Heaven When We’re Home: By the Wailin’ Jenny’s

I have really enjoyed this group, the Wailin’ Jenny’s. I’ve posted about a few of their songs before. I’ll type the lyrics below, but it has become my theme song over the last few months. You can listen to the song by clicking on the link above. I guess the things for me is that I may feel restless and unsettled and uncertain of life at times, but it is comforting to remind myself that all of these things are what makes me who I am. At some point, we’ll “find what we’re looking for. Then we’ll drop these bags and search no more, because it’s gonna to feel like heaven when we’re home”.

“Heaven When We’re Home”

Don’t know what time it is, I’ve been up for way too long
and I’m too tired to sleep.
I call my mother on the phone, she wasn’t home,
and now I’m wondering the street.
I’ve been a fool, I’ve been cruel to myself.
I’ve been hanging onto nothing
when nothing could be worse than hanging on
And something tells me there must be
something better than all this.

I’ve fallen many times in love and every time
it’s been with the wrong man.
Still I’m out there living one day at a time
and doing the best I can.
Cuz we’ve all made mistakes
that seem to lead us astray.
But every time they helped to get us where we are today
And that’s as a good a place as any
and it’s probably where we’re best off anyway.

It’s a long and rugged road
and we don’t now where it’s headed,
But we know it’s going to get us where we’re going.
And when we find what we’re looking for
we’ll drop these bags and search no more
‘Cuz it’s gonna to feel like heaven when we’re home
It’s going to feel like heaven when we’re home.
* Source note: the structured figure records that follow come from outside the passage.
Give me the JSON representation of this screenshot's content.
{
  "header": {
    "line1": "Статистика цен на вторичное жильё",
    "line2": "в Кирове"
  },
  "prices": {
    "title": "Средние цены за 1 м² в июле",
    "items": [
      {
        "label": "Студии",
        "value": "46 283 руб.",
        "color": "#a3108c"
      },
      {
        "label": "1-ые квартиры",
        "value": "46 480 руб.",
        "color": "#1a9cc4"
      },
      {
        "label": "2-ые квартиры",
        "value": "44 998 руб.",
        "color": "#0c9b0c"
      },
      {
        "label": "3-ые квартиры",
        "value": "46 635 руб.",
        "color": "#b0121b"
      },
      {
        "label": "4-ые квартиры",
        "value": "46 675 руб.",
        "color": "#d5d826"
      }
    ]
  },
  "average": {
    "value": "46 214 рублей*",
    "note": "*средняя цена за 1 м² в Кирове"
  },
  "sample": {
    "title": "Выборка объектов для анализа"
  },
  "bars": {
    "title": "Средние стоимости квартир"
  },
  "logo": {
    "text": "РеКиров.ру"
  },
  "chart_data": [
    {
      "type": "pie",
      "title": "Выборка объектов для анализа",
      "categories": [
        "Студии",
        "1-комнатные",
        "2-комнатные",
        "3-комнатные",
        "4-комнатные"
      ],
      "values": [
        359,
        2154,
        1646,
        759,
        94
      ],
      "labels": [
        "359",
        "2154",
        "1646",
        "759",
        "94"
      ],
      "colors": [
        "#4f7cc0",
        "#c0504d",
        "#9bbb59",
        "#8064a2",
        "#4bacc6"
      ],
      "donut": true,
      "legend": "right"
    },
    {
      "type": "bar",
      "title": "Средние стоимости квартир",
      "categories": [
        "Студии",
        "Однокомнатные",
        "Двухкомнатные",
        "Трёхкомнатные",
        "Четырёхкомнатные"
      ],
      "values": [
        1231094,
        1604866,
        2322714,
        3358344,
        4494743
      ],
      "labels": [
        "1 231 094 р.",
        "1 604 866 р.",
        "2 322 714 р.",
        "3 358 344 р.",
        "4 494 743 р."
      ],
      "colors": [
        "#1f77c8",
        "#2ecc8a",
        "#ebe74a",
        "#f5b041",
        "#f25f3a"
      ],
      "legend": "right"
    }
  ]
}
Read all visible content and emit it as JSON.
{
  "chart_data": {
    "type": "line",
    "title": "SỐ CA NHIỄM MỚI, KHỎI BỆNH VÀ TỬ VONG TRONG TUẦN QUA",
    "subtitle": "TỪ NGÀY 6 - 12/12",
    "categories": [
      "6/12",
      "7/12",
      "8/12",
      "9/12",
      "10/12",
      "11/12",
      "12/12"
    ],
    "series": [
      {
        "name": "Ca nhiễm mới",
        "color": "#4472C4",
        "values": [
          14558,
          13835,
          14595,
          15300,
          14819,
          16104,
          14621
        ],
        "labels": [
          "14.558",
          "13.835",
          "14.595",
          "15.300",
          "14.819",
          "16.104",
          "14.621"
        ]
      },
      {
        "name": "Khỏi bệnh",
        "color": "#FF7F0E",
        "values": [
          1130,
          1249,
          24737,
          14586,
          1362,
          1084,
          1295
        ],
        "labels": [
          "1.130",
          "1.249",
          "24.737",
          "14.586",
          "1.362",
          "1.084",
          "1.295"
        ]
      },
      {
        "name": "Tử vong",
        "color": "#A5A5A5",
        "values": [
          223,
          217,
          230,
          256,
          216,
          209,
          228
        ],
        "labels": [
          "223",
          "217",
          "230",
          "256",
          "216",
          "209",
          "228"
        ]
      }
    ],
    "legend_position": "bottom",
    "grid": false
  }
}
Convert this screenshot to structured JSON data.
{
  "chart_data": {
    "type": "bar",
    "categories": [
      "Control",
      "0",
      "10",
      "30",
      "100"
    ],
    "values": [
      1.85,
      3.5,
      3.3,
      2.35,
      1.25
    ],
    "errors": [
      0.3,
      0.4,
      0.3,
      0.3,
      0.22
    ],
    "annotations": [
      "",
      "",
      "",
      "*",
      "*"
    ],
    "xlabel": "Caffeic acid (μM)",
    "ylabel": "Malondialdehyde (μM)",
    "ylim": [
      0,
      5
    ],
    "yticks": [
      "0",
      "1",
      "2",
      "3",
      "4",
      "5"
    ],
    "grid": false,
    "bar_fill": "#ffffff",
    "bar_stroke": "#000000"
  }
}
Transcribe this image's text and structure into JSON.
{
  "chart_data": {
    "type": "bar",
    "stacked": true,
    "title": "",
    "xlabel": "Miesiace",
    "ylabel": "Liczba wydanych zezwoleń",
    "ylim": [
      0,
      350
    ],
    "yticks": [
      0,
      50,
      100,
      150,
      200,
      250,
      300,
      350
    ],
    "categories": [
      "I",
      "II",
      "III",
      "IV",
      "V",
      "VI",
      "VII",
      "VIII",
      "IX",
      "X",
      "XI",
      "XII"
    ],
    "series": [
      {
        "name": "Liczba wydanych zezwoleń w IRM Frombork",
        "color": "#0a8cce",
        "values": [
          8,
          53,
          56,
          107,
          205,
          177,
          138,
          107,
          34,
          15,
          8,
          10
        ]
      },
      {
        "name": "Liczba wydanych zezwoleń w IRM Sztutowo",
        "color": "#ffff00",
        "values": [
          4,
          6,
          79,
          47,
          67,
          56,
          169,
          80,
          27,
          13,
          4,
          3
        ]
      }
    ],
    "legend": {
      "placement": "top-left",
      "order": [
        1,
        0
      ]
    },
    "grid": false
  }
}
There’s no such thing as perfect,
and if there is we’ll fnd it when we’re good and dead.
Trust me I’ve been looking,
but tonight I think I’ll go and take a bath instead.
And then maybe I’ll walk a while
and feel the earth beneath me.
They say if you stop looking
it doesn’t matter if you find it
And whose to say that even if I did
it’s what I’m really looking for.

It’s a long and rugged road
and we don’t now where it’s headed,
But we know it’s going to get us where we’re going.
And when we find what we’re looking for
we’ll drop these bags and search no more
‘Cuz it’s gonna to feel like heaven when we’re home
It’s going to feel like heaven when we’re home.